Yaklaşık 1 saat burayı gezdikten sonra dönüş zamanı. 2 saatlik sürenin sonunda bisikletleri iade ediyoruz.

Belediye binasındaki rehberimiz, yemek yeri önerisi olarak her zamanki gibi yerel halkın en çok gittiği yer olan Mercado Central’i (Kapalı halk pazarı) öneriyor. 





 


Bizim de her şehirde en sevdiğimiz yerlerden olduğundan buranın yolunu tutuyoruz.

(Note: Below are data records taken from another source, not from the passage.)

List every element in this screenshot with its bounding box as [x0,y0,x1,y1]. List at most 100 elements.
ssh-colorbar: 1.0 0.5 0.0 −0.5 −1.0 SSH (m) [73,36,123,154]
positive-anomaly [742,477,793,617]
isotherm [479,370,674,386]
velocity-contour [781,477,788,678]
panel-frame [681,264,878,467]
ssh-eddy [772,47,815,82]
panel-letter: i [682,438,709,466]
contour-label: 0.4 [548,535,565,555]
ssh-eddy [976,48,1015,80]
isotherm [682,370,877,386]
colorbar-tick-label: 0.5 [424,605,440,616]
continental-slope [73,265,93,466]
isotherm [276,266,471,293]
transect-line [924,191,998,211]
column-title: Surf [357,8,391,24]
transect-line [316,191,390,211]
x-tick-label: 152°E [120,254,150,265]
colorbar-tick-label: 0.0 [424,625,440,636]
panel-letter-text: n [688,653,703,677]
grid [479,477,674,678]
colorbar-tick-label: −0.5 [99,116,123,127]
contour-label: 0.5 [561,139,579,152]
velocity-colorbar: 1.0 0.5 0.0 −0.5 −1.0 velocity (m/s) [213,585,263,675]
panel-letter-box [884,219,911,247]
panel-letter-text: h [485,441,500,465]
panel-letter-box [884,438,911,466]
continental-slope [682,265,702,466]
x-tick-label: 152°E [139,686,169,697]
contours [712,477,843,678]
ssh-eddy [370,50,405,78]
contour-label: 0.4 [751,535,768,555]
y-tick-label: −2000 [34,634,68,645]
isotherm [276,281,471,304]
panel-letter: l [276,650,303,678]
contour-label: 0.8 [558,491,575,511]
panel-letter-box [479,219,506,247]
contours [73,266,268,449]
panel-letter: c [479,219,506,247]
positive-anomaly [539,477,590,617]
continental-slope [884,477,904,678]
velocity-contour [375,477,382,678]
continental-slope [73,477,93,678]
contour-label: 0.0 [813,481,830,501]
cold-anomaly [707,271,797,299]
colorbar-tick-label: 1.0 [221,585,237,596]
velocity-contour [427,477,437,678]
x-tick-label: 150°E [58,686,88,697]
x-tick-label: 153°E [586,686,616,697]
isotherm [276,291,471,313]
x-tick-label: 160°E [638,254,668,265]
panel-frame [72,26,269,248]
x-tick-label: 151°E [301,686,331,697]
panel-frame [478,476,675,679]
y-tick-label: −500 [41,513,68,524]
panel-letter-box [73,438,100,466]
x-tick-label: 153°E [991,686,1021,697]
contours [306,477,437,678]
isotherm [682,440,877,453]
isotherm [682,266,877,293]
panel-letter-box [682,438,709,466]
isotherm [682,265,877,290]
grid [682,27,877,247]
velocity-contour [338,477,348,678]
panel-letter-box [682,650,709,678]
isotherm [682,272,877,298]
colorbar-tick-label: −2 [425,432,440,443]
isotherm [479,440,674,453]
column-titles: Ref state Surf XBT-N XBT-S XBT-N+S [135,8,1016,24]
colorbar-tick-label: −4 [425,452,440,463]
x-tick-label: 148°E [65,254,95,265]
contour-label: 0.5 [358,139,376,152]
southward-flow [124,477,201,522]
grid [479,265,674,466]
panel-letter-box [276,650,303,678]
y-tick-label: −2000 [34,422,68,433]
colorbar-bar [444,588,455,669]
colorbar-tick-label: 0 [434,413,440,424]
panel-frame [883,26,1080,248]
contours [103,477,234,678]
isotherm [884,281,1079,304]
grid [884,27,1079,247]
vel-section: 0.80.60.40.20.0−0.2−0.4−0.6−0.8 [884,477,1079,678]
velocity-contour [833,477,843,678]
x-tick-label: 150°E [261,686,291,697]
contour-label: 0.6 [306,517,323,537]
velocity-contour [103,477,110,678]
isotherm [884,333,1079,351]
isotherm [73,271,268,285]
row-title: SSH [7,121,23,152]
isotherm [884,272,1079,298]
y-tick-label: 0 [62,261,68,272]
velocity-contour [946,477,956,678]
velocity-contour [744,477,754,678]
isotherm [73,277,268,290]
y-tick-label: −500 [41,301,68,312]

Gittiğimizde çoğu yer kapalı. Geç kaldığımızı düşünüp hemen bir yerde güzel sandviçlerimizi alıp karnımızı doyuruyoruz. Biraz da internette araştırma yaparken zaman geçiyor, kalkarken bir bakıyoruz ki geldiğimizde siesta arasıymış, saat 14:00 gibi tekrar açılıyor mekanlar. İçeride biraz dolaşıp, satılan ilginç yiyeceklere göz attıktan sonra çıkıyoruz.





                           


                       


Rehberimizin son önerisi de Akvaryuma gitmemizdi. İrili ufaklı bir çok balığın, caretta caretta ve timsahların olduğu bu akvaryumu da gezdikten sonra eşyalarımızı almak ve biraz dinlenmek için otele dönüyoruz.


                     


                     


Bu sıcakta, özellikle de bisiklet turundan sonra duş almaya ihtiyacımız var ama sabah check-out yaptığımızdan bir odamız yok. Pablo yine imdadımıza yetişip bir odayı açıyor, burada duşumuzu alıp hazırlanıyoruz. Şili otobüsümüz için yaklaşık 2,5 saatimiz var. Lobide oturup internetten Şili araştırması yapalım diyoruz. Bu sırada Nüket, Pablo’yla sıkı bir muhabbete girişiyor. Tek ortak dil İspanyolca olduğundan ve Nüket’in İspanyolcası da sınırlı olduğundan bu sefer Google Translate giriyor devreye. Herkes kendi dilinde yazıp, Google çevirisi üzerinden muhabbet koyulaşıyor. Bir ara Nüket oteli öylesine sahipleniyor ki, resepsiyon bankosunun arkasına bile geçiyor.




Bu sırada lobiye inen 50-55 yaşlarında bir çift de katılıyor muhabbete. Şili’li olan ve bizimle aynı saatte ama farklı bir firmayla Şili’ye gidecek olan bu çiftin de İngilizcesi yok ama o kadar kaynaşıyoruz ki sarılmalar, kucaklaşmalar gırla gidiyor, terminale de beraber taksi tutup gidiyoruz. Telefonlarını veriyorlar, Şili’de bir şeye ihtiyacımız olursa aramamızı, istersek onlarda kalabileceğimizi söylüyorlar. Sarılıp ayrılıyoruz.

                                       



Otobüste üst katta en öndeki koltuklarımıza kuruluyoruz. Dün gittiğimiz Alta Montana turunda takip ettiğimiz yolu takip ederek sınıra doğru yola koyuluyoruz. Gelmeden önce okuduğumuz yorumlarda görmüştük de emin olamamıştık, Alta Montana turuna katılmak yerine, Mendoza-Şili yolunu gündüz gitmek çok daha mantıklı. Hem aynı yerleri görmüş oluyorsunuz hem de tur paranız ve gününüz size kalıyor. Sınıra 10km kadar kala kontrol noktasında durduruluyoruz ve 10 dakika kadar Jandarma tüm otobüsü arayıp, kimlik kontrolü yapıyor. Nedenini anlamadığımız bu kontrolden sonra devam edip sınıra varıyoruz.